Of course you'll want to access these logs once they are stored on disk. Logs are encoded in the MsgPack format (http://msgpack.org/), so you'll need some tooling for doing log analysis. This is easily done with the tool oxview.

You access the files directly, for example:

cat /var/log/blueox/120310/request-120310.log | oxview

Where request is the event type you're interested in.

You can also use the provided tool to manage log files and even archive and retrive them from S3.

Keep your logs small by zipping them up:

oxstore zip --log-path=/var/log/blueox

If you don't need to keep everything:

oxstore prune --log-path=/var/log/blueox --retain-days=7

Retrieve your log data over a date span

oxstore cat --log-path=/var/log/blueox --start=20120313 --end=20120315 request

Store your zipped logs in an S3 bucket:

oxstore upload --log-path=/var/log/blueox --bucket=example-ox --zipped-only

Most usefully, you can combine your maintenance tasks into one command:

oxstore archive --log-path=/var/log/blueox --bucket=example-ox

Retrieve your logs back from S3:

oxstore cat --bucket=example-ox --start=20120313 --end=20120315 request

Or if you want to see your local logs for the last few hours (assuming an hourly rotation)

oxstore cat --local --log-path=/var/log/blueox --start="20120313 12:00" request | oxview -p

Dealing with Failure

When an oxd instance becomes unavailable, clients will spool messages in memory up to some internal limit. After hitting this limit, exceptions will be logged.

For an oxd forwarding to another oxd, the only limit is how much memory the process can allocate.

A Note About Ports

There are several types of network ports in use with BlueOx:

  1. Control Port (default 3513)
  2. Collection Port (default 3514)
  3. Streaming Port (randomonly assigned from 35000 to 36000)

Both the Control and Collection ports are configurable from the command line.

When configuring forwarding between oxd instances, you'll want to always use the collection port.

When configuring an application to send data to a oxd instance, you'll want to use the collection port as well.

For administrative (and oxview work) you'll use the control port. The control port (and BlueOx administrative interface) can be used to discover all the other ports. The reason the collection port must be configured explicitly for actual logging purposes is to better handle reconnects and failures.

The streaming port is used for clients to retrieve live data from oxd.
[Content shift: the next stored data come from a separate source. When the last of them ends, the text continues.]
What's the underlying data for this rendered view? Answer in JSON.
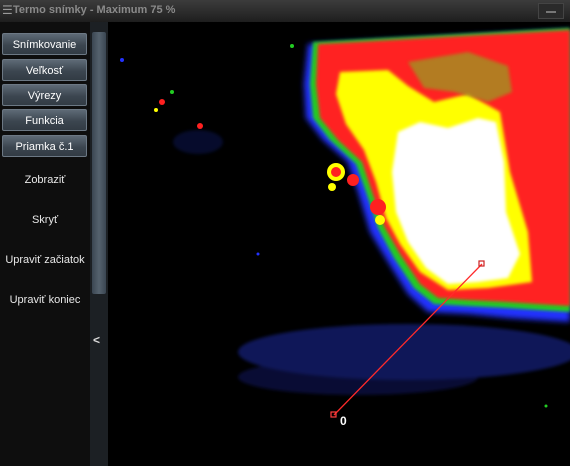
{
  "window": {
    "title": "Termo snímky - Maximum 75 %",
    "menu_icon": "hamburger-icon",
    "minimize_icon": "minimize-icon"
  },
  "sidebar": {
    "buttons": [
      {
        "label": "Snímkovanie"
      },
      {
        "label": "Veľkosť"
      },
      {
        "label": "Výrezy"
      },
      {
        "label": "Funkcia"
      },
      {
        "label": "Priamka č.1"
      }
    ],
    "links": [
      {
        "label": "Zobraziť"
      },
      {
        "label": "Skryť"
      },
      {
        "label": "Upraviť začiatok"
      },
      {
        "label": "Upraviť koniec"
      }
    ],
    "collapse_icon": "chevron-left-icon"
  },
  "thermal_image": {
    "line": {
      "start_label": "0"
    },
    "colors": {
      "line": "#ff2a2a",
      "hot": "#ff2020",
      "hottest": "#ffffff",
      "warm": "#ffff00",
      "mid": "#22cc22",
      "cool": "#2030ff"
    }
  }
}
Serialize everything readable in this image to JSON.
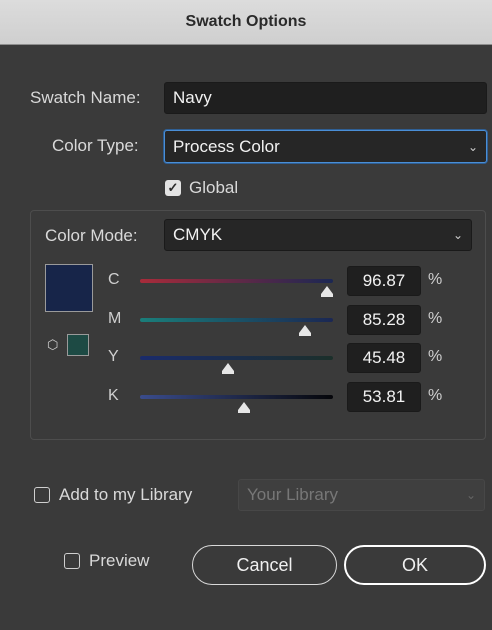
{
  "window": {
    "title": "Swatch Options"
  },
  "swatch_name": {
    "label": "Swatch Name:",
    "value": "Navy"
  },
  "color_type": {
    "label": "Color Type:",
    "selected": "Process Color"
  },
  "global": {
    "label": "Global",
    "checked": true
  },
  "color_mode": {
    "label": "Color Mode:",
    "selected": "CMYK"
  },
  "swatch_preview": {
    "color": "#172549",
    "out_of_gamut_color": "#1d4a44"
  },
  "channels": [
    {
      "letter": "C",
      "value": "96.87",
      "unit": "%",
      "level": 96.87,
      "gradient": [
        "#a82b3a",
        "#1b2753"
      ]
    },
    {
      "letter": "M",
      "value": "85.28",
      "unit": "%",
      "level": 85.28,
      "gradient": [
        "#1a7e7a",
        "#1b2753"
      ]
    },
    {
      "letter": "Y",
      "value": "45.48",
      "unit": "%",
      "level": 45.48,
      "gradient": [
        "#1a2b6b",
        "#1b2f2a"
      ]
    },
    {
      "letter": "K",
      "value": "53.81",
      "unit": "%",
      "level": 53.81,
      "gradient": [
        "#3a4c8c",
        "#05060a"
      ]
    }
  ],
  "library": {
    "label": "Add to my Library",
    "checked": false,
    "select_placeholder": "Your Library"
  },
  "preview": {
    "label": "Preview",
    "checked": false
  },
  "buttons": {
    "cancel": "Cancel",
    "ok": "OK"
  }
}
This port is allocated randomly in the range 35000 to 36000, the client will retrieve the actual port using a request through the control port.

Administration

Use the oxctl tool to collect useful stats or make other adjustments to a running oxd instance.

For example:

oxctl

Reporting

oxstash

oxstash is a tool that can ship blueox logs to a running elasticsearch cluster where it can be used with the tool Kibana to explore and generate reports and dashboards.
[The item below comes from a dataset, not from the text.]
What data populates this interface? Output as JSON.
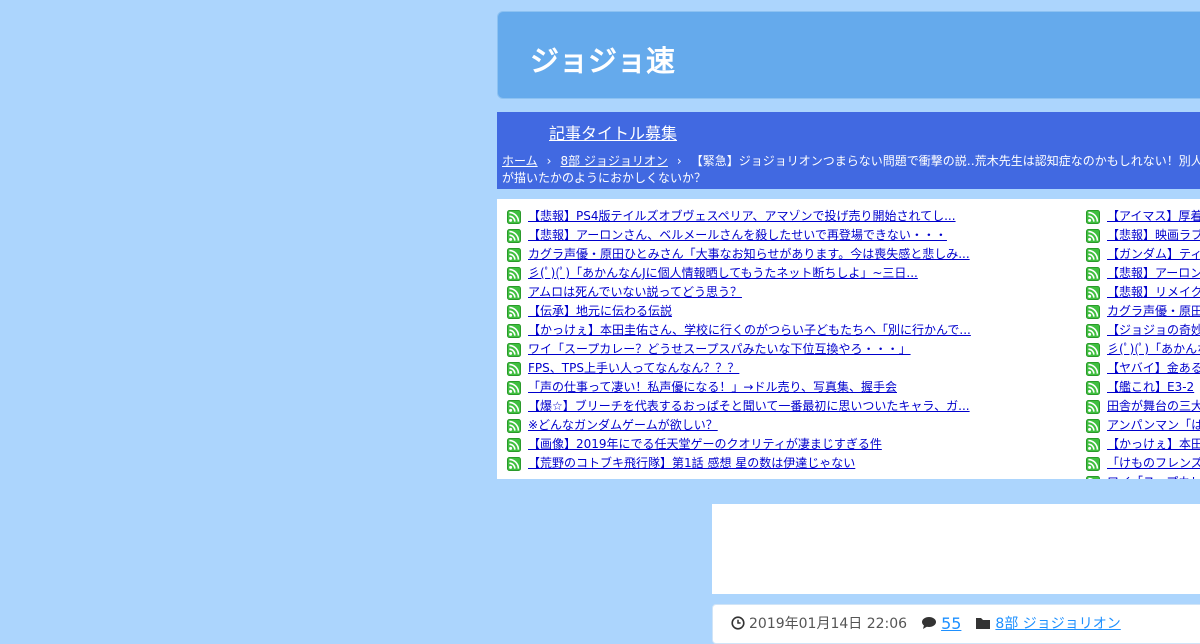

oxstash can be setup in a few ways.

The defaults are essentially:

$ oxstash -p blueox -n "*" -e "localhost:9200"

This would ship all logs from the local oxd instance to the elasticsearch node running on port 9200. These logs will be stored indexes named blueox-[YYYY.MM.DD] which is similiar to logstash's scheme.
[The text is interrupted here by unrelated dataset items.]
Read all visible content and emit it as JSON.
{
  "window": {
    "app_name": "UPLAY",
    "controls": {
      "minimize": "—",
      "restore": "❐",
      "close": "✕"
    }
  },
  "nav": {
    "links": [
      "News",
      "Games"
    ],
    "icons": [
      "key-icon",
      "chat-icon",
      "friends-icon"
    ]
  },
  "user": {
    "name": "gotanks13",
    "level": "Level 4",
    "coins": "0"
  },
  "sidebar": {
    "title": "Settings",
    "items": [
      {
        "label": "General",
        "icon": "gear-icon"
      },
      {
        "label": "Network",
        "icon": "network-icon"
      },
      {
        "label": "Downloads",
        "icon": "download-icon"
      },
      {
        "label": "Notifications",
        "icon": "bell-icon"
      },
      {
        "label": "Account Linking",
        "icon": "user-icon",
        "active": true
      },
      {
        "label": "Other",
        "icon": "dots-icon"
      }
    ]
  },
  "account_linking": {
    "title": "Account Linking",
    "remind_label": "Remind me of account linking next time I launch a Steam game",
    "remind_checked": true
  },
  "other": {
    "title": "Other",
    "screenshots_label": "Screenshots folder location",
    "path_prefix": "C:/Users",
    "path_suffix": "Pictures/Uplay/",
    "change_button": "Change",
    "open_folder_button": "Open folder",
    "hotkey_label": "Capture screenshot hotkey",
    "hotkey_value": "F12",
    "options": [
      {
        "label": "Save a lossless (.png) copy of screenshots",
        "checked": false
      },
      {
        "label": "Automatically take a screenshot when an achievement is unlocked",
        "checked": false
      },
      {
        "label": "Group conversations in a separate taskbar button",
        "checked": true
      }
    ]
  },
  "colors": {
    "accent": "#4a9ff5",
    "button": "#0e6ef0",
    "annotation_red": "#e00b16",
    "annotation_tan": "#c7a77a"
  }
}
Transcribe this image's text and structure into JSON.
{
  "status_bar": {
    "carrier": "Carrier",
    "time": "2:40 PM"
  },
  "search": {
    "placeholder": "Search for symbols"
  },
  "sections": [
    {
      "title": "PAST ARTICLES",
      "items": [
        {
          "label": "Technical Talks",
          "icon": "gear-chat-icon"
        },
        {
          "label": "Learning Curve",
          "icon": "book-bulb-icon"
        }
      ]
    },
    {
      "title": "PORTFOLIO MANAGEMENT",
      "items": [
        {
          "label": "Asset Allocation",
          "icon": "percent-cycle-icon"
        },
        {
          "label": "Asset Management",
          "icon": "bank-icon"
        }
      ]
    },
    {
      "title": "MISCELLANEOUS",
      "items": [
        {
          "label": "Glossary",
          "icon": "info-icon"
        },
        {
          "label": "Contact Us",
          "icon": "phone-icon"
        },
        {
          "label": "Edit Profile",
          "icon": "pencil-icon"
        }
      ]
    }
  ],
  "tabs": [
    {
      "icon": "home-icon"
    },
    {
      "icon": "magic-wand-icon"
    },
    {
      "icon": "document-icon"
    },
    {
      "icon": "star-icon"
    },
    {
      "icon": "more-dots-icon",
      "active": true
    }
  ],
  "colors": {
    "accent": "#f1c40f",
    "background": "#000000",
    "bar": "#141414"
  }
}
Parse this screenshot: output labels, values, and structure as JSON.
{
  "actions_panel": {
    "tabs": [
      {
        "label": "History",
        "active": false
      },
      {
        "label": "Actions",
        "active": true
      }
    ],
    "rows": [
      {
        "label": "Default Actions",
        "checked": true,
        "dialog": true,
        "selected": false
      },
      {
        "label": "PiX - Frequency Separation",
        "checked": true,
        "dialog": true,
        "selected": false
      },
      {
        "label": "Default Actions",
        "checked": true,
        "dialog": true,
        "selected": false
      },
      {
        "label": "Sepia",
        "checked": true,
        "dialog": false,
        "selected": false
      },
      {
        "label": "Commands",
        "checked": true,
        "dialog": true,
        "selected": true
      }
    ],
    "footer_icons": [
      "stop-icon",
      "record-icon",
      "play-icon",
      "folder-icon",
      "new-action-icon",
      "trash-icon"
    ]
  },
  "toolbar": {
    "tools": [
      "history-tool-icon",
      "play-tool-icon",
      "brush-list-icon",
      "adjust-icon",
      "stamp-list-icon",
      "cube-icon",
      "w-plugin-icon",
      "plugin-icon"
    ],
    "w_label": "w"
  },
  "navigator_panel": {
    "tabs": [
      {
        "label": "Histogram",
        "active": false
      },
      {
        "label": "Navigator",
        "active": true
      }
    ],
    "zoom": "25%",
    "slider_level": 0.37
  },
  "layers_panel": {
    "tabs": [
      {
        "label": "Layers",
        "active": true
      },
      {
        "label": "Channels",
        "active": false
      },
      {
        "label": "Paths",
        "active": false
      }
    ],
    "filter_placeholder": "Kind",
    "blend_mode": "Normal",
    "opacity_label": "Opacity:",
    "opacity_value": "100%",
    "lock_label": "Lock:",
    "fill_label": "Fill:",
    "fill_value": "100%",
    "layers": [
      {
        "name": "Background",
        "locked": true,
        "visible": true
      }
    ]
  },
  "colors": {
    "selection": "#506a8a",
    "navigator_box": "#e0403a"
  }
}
You can also use oxstash to ship existing log files, by simply:

$ oxstash < requests.log

If you have logs that need particular filtering or manipulation, you can still use oxstash as part of your pipeline.

$ cat requests.log | python clean_requests.py | oxstash

clean_requests.py can be written to work over stdin or by connecting to a oxd instance by using tools provided in blueox.client

Development

Using the magic of Make, virtualenv and pip, setting up your development environment is a snap:

make dev

This will create a virtualenv in env directory. Running the tests is just a simple:

make test

Or if you are running individual tests, use testify directly:

testify -v tests

TODO List

  • Failure of the central collector is only recoverable if the oxd instance comes back on the same ip address. It would be nice to be able to live reconfigure through oxctl to point to a backup collector.
  • Debian packaging would probably be convinient.
  • Need more Real World data on what becomes a bottleneck first: CPU or Network. Adding options for compression would be pretty easy.
  • More examples of what to do with the data would make this project more compelling visually.